Миф: применяя в России стандарт PCI DSS, мы сливаем за рубеж сведения о защищённости нашей критичной инфраструктуры

Не сливаем. Процедура оценки соответствия PCI DSS не предполагает отправки отчётных документов в Совет PCI SSC. Более того, она не предполагает даже информирования Совета PCI SSC о факте проведённой оценки. Есть, правда, процедура контроля качества работы аудиторов. В рамках этой процедуры Совет PCI SSC может запросить у QSA-аудитора отчётные документы по некоторым попавшим в выборку аудитам. И вот эта тема, с учётом новой мировой ситуации, возможно, требует дополнительного обсуждения и принятия каких-то решений. Следует отметить, что процедура проверки качества очень редкая. Большинство российских QSA-компаний проходили такую проверку всего один раз за всю историю существования. Думаю, если проверка случится, то вопрос непредоставления конфиденциальных отчётов по отдельным российским компаниям можно будет легко решить, поскольку Совет PCI SSC всегда ставит локальное законодательство выше стандарта.

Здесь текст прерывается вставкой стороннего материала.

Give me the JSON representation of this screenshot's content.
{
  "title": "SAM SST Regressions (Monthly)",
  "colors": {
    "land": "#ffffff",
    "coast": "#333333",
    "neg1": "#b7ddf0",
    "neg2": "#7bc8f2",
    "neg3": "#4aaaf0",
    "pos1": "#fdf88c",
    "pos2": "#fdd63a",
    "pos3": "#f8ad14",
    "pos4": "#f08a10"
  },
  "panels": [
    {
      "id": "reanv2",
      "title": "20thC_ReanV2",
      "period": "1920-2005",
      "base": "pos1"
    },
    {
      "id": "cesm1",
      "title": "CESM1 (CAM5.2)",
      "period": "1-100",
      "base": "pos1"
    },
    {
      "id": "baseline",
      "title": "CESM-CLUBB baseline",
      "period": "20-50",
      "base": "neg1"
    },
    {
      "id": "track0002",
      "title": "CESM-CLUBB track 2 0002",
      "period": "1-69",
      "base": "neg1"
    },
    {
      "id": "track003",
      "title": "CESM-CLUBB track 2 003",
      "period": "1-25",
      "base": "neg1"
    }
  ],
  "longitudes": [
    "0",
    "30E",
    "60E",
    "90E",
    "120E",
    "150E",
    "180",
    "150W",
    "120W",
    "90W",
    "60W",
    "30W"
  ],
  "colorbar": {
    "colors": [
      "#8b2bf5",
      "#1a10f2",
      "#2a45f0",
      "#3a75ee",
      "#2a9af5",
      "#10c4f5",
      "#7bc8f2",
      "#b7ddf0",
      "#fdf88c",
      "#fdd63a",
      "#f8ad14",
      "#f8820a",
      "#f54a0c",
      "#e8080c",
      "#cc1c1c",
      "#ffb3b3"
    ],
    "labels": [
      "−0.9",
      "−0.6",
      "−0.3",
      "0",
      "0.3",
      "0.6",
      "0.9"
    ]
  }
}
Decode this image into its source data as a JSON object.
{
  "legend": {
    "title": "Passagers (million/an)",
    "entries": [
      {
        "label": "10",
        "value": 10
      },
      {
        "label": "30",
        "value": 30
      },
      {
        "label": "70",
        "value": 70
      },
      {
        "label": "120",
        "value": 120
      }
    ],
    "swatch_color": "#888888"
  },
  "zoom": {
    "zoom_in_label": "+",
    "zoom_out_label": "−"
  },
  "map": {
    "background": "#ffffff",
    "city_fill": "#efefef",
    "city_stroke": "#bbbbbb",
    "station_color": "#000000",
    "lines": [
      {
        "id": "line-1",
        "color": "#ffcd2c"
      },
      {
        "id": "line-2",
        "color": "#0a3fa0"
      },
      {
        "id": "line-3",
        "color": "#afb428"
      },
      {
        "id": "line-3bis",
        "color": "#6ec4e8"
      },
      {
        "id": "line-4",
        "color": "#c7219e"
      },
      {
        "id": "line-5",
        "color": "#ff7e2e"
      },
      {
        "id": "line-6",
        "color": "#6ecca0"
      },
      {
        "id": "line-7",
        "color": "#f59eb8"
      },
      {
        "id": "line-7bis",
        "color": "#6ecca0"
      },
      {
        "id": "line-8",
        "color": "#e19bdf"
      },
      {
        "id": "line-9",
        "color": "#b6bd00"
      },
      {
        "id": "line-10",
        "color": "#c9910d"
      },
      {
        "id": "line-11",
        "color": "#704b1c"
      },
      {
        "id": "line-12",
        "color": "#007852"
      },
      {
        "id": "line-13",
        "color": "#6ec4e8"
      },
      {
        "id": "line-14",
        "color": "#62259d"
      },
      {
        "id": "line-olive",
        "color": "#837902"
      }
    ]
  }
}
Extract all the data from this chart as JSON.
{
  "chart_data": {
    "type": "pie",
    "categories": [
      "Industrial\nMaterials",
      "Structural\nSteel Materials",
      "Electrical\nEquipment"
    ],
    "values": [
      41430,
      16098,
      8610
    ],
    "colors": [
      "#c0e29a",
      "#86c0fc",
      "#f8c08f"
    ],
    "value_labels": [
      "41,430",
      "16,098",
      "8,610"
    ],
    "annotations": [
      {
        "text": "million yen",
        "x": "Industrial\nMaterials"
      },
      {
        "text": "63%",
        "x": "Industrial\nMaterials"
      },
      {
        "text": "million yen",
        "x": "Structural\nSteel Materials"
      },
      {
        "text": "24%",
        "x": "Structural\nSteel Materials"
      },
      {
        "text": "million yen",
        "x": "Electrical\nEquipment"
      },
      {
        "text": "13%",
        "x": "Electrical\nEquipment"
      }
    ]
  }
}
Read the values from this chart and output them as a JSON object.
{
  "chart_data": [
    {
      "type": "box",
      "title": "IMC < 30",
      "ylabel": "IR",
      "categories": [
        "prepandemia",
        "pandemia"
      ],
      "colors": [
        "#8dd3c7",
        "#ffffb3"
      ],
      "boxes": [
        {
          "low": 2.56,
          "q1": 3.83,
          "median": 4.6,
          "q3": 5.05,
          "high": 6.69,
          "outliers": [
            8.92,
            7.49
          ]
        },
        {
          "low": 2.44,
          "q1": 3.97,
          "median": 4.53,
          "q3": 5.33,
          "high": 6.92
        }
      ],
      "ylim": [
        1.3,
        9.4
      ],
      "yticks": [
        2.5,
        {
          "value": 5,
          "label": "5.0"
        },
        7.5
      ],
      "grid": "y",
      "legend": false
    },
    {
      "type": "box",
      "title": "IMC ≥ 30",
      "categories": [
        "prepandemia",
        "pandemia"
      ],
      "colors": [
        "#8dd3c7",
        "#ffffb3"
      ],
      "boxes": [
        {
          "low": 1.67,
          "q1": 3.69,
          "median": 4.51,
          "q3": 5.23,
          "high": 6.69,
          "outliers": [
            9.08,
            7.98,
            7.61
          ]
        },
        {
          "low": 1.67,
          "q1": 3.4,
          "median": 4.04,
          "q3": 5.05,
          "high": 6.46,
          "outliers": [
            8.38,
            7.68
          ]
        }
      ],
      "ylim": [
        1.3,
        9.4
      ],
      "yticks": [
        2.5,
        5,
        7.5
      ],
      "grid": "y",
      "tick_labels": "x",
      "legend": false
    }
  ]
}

Кроме Совета PCI SSC, есть также международные и национальные платёжные системы. И вот в платёжную систему VISA до сих пор аудиторы отправляли детальные отчёты по некоторым российским компаниям. Это делалось не просто с согласия, а по просьбе самих этих компаний. Теперь же, с уходом VISA, эта проблема решится сама собой: если компания не работает с платёжной системой, то и отправлять в эту платёжную систему её отчётные документы не требуется и не имеет никакого смысла. Отчёты по российским компаниям будут отправляться только в НСПК.

Итого

Заменить PCI DSS российским аналогом, конечно, можно, но в этом нет никакого смысла. Не зря эта тема прорабатывалась с 2014 года, и после детального анализа было принято решение для российской НСПК наследовать международный опыт в деле защиты платёжных карт. Это ни в коей мере не делает нашу платёжную инфраструктуру зависимой или уязвимой, поскольку стандарт – это инструмент. Использование двигателей внутреннего сгорания не делает наши автомобили уязвимыми или зависимыми от зарубежных структур лишь потому, что западные автомобили тоже оснащены такими же двигателями. Создание собственного аналога стандарта PCI DSS сразу поставит перед отраслью несколько сложных и трудоёмких задач: нужно создать и развить такой аналог, нужно создать систему сертификации, нужно приучить целую отрасль к новому стандарту. На это уйдут годы, а польза от такого решения будет весьма сомнительной. Попытки «на хайпе» протащить замену эффективного механизма защиты российской карточной индустрии чем-то новым, или тем, что создавалось совсем с другими целями, лишь подвергнут участников индустрии и всё население нашей страны существенным информационным и финансовым рискам. Аналог, если он будет создаваться, как вариант, может стать развитием ГОСТ Р 57580, неким подчинённым ему документом. Но ГОСТ в сегодняшнем его виде не является таким аналогом и не пытается им быть.